Friedman again repeats his brilliant observation that the Internets and the Tweeters made all this opposition possible. Then, hilariously, he goes on to expand his “Technological Theory of Conflict Arousal” (au revoir, McDonalds) to assert that the anti-Putin/anti-Mubarak uprisings are part of the very same phenomenon that occurred when Americans boldly rejected the Coca-Cola company’s decision to “repackage its flagship soft drink in white cans for the holidays. But an outcry of ‘blasphemy’ from consumers forced Coke to switch back from white cans to red cans in a week.” The Arab Spring comes to Coca-Cola. I’m sorry to say the whole white-can controversy slipped by me. But I take Friedman’s point. “A lot of C.E.O.’s … are finding it hard to adjust to the new power relationships with customers and employees.” Evidently, Friedman has forgotten all about the pre-Internet, pre-Twitter “New Coke” rollout of 1985, a beverage reformulation which proved to be a major dud. See, back in the day, customer “people-power” worked like this: consumers didn’t buy products they didn’t like.

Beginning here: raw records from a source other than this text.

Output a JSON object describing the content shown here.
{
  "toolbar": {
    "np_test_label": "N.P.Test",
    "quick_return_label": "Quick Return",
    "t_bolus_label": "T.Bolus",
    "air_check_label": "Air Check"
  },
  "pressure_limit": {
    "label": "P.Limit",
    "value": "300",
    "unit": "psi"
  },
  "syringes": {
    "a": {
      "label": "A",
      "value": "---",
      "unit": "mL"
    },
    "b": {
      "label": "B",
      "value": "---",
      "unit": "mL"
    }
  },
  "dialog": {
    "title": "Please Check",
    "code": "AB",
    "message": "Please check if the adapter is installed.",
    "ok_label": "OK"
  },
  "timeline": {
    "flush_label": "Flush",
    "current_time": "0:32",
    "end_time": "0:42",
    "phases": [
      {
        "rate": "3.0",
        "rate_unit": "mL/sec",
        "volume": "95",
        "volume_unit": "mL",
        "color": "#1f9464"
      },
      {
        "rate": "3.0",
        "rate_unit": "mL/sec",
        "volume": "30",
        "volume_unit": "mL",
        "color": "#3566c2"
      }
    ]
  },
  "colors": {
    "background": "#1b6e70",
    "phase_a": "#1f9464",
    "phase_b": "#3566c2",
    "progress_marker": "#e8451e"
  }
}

The most stunning aspect of Friedman’s latest column is his simplistic view of, well, everything. To compare repressive, undemocratic regimes to corporate failure to fully market-test product changes seems ridiculous on its face. To attribute anti-government protests to technological advances is to forget most of human history. And to lump significant political revolutions in with consumer rejections of Netflix, Bank of America and Coca-Cola corporate decisions, as Friedman does, is an abhorrent way of diminishing the bravery of real protesters who risk their lives to face off tyrants.
Marie Burns blogs at RealityChex.com and until recently was a popular commenter on New York Times op-ed columns.